= Ganga Prasad Pradhan =

Ganga Prasad Pradhan

Nepali Christian pastor

Ganga Prasad Pradhan (Newar: गंगा प्रसाद प्रधान; ) was born on July 4, 1851, in Kathmandu and was the first ordained Nepali Christian pastor, main translator of the Nepali Bible, co-author of an English-Nepali dictionary and author of children's textbooks.

He was born to a wealthy Newari family and taught by Scottish missionaries in Darjeeling, where he also worked on the Nepali Bible. His daughter Alice remembered his work on the Nepali Bible:
"He wanted the very ordinary people to understand. He used to invite all the people bringing oranges from Eastern Nepal to Darjeeling — they used to come over (the border) in large numbers. So he would build a big open fire, prepare rice and invite the people to sit down. After they ate he would say, 'Now I’m going to read something to you, and I want you to tell me whether you can understand it or not.’ Then he would read from his translation of the Bible.
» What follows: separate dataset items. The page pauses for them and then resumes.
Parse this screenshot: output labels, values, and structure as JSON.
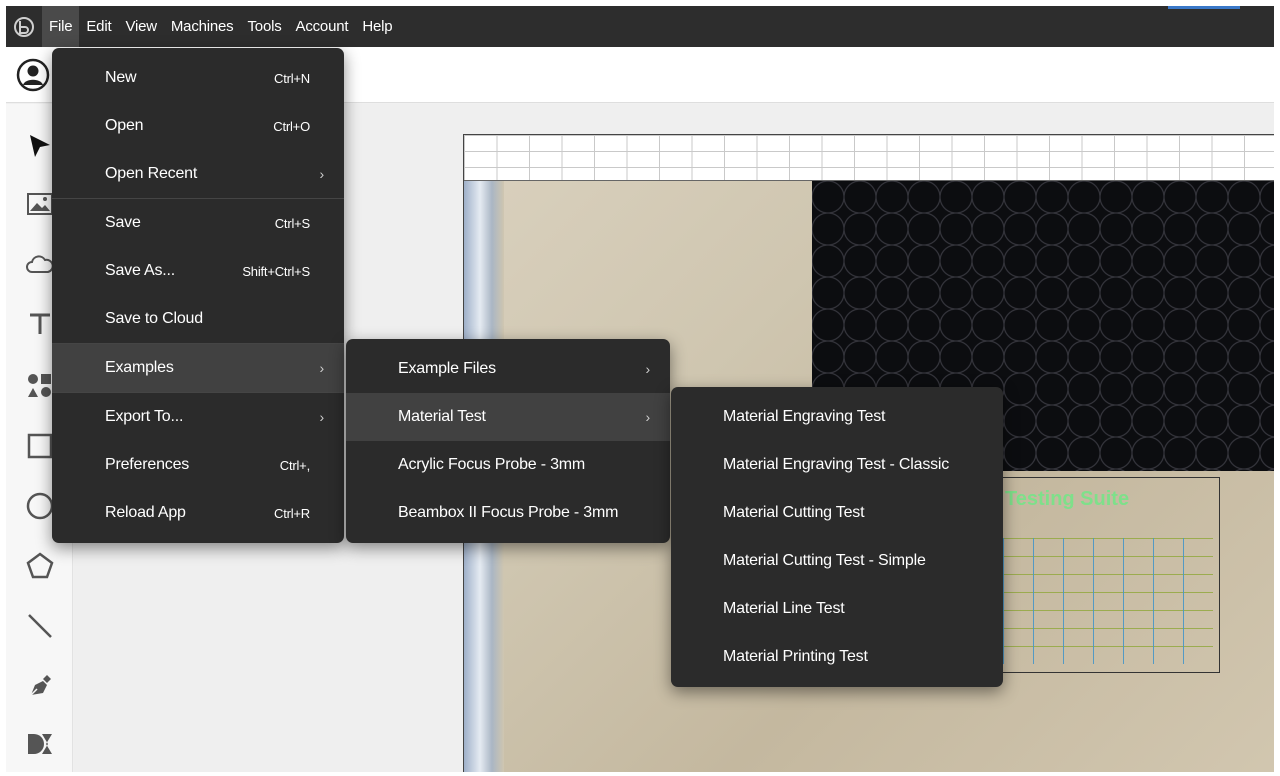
{
  "menubar": {
    "items": [
      "File",
      "Edit",
      "View",
      "Machines",
      "Tools",
      "Account",
      "Help"
    ],
    "active": "File"
  },
  "file_menu": {
    "new": {
      "label": "New",
      "shortcut": "Ctrl+N"
    },
    "open": {
      "label": "Open",
      "shortcut": "Ctrl+O"
    },
    "open_recent": {
      "label": "Open Recent"
    },
    "save": {
      "label": "Save",
      "shortcut": "Ctrl+S"
    },
    "save_as": {
      "label": "Save As...",
      "shortcut": "Shift+Ctrl+S"
    },
    "save_to_cloud": {
      "label": "Save to Cloud"
    },
    "examples": {
      "label": "Examples"
    },
    "export_to": {
      "label": "Export To..."
    },
    "preferences": {
      "label": "Preferences",
      "shortcut": "Ctrl+,"
    },
    "reload_app": {
      "label": "Reload App",
      "shortcut": "Ctrl+R"
    }
  },
  "examples_menu": {
    "items": [
      "Example Files",
      "Material Test",
      "Acrylic Focus Probe - 3mm",
      "Beambox II Focus Probe - 3mm"
    ]
  },
  "material_test_menu": {
    "items": [
      "Material Engraving Test",
      "Material Engraving Test - Classic",
      "Material Cutting Test",
      "Material Cutting Test - Simple",
      "Material Line Test",
      "Material Printing Test"
    ]
  },
  "canvas": {
    "suite_title": "Testing Suite"
  },
  "tools": [
    "pointer-icon",
    "image-icon",
    "cloud-icon",
    "text-icon",
    "elements-icon",
    "rectangle-icon",
    "ellipse-icon",
    "polygon-icon",
    "line-icon",
    "pen-icon",
    "dmkt-icon"
  ],
  "colors": {
    "menubar": "#2d2d2d",
    "menu_bg": "#2b2b2b",
    "menu_highlight": "#414141",
    "suite_green": "#7ee08a"
  }
}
If anyone found something difficult to understand he would correct it."

He returned to Kathmandu with aims of starting educational institutions for the public, as education was available to only a handful. He was exiled permanently to India in 1914 by Rana government for preaching.

He was also editor of Gorkhey Khabar Kagat a monthly magazine, from 1901 to his death in 1932.